Metrics Fetcher: Continuously collects real-time metrics from inference engine endpoints running on model pods. It gathers critical performance data including KV cache utilization, current LoRA model status, request queue lengths, and latency metrics (TTFT/TPOT). This component ensures up-to-date information is available for intelligent routing decisions.
Datastore: A unified data storage layer that provides easy access to ModelServer-to-Pod associations, as well as information about Base Models/LoRA configurations and runtime metrics within pods.
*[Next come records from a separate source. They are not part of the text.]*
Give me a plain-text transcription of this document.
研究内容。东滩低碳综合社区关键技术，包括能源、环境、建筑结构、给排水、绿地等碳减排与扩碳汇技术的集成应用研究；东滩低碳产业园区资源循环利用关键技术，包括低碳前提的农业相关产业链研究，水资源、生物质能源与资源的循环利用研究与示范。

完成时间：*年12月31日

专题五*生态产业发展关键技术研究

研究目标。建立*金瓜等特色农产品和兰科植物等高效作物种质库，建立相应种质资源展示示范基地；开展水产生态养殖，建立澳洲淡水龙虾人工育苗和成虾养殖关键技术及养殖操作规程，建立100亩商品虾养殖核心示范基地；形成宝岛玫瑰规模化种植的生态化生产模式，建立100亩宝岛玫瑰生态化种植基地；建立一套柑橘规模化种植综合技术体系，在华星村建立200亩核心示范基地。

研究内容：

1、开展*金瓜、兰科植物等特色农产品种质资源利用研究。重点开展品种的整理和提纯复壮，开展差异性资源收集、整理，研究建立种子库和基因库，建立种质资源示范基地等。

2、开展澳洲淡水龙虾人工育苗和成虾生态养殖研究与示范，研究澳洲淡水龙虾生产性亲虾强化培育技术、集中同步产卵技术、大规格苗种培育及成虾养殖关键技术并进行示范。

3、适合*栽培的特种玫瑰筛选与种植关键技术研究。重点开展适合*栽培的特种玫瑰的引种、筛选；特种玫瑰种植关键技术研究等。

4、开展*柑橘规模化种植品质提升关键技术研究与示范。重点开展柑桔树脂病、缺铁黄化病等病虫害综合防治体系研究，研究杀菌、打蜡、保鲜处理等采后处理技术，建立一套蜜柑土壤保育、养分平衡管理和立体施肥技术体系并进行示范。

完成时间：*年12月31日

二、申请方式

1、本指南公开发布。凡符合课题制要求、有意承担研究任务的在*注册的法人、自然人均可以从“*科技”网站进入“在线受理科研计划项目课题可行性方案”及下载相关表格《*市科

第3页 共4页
Scheduler: Implements traffic scheduling algorithms consisting of a scheduling framework and various scheduling algorithm plugins. The framework integrates and runs different scheduling plugins to filter and score the pod collections corresponding to ModelServers, selecting the globally optimal pod as the final access target.
Initial scheduling plugins include:
- Least KV Cache Usage
- Least Latency: TPOT (Time Per Output Token), TTFT (Time To First Token)
- Least Pending Request
- Prefix Cache Aware
- LoRA Affinity
- Fairness Scheduling
Features
Standalone Binary: Deployed as an independent binary (not as a plugin for existing proxies like Envoy), ensuring lightweight operation, minimal dependencies, user-friendly experience, and simple deployment.
Seamless Integration: Seamlessly compatible with existing API Gateway infrastructure, whether based on Nginx, Envoy, or other proxies, maximizing reuse of existing API Gateway capabilities such as authentication and authorization.
Model-Aware Routing: Leverages metrics obtained from inference engines to enable better AI traffic scheduling and improved inference performance.
LoRA-Aware Load Balancing: Intelligently route to pods that have already loaded the desired LoRA adapter to reduce adapter swap latency from hundreds of milliseconds to near-zero.
Rich Load Balancing Algorithms: Supports Session Affinity, Prefix Cache Aware, KV Cache Aware, and Heterogeneous GPU Hardware Aware algorithms to enhance inference service SLO and reduce inference costs.
Inference Engine Agnostic: Compatible with various mainstream frameworks including vLLM, SGLang, TGI, and others.
Model-Based Canary Deployments and A/B Testing: Enables gradual rollouts and testing strategies at the model level.
Authentication/Authorization: Supports common authentication methods including API Key, JWT, and OAuth Authorization.
Comprehensive Rate Limiting: Implements diverse rate limiting strategies for input tokens, output tokens, and role-based limiting.
Kubernetes Gateway API Compatibility: Compatible with the inference extension of the upstream Kubernetes community's Gateway API.
API
1. ModelRoute
ModelRoute defines traffic routing strategies based on request characteristics such as Model Name, LoRA Name, HTTP URL, Headers, and other relevant information to forward traffic to the appropriate ModelServer.
2. ModelServer
ModelServer defines inference service instances and traffic access policies. It uses WorkloadSelector to identify the pods where models are located, specifies the inference engine used for model deployment through InferenceFramework, and defines specific policies for accessing model pods through TrafficPolicy.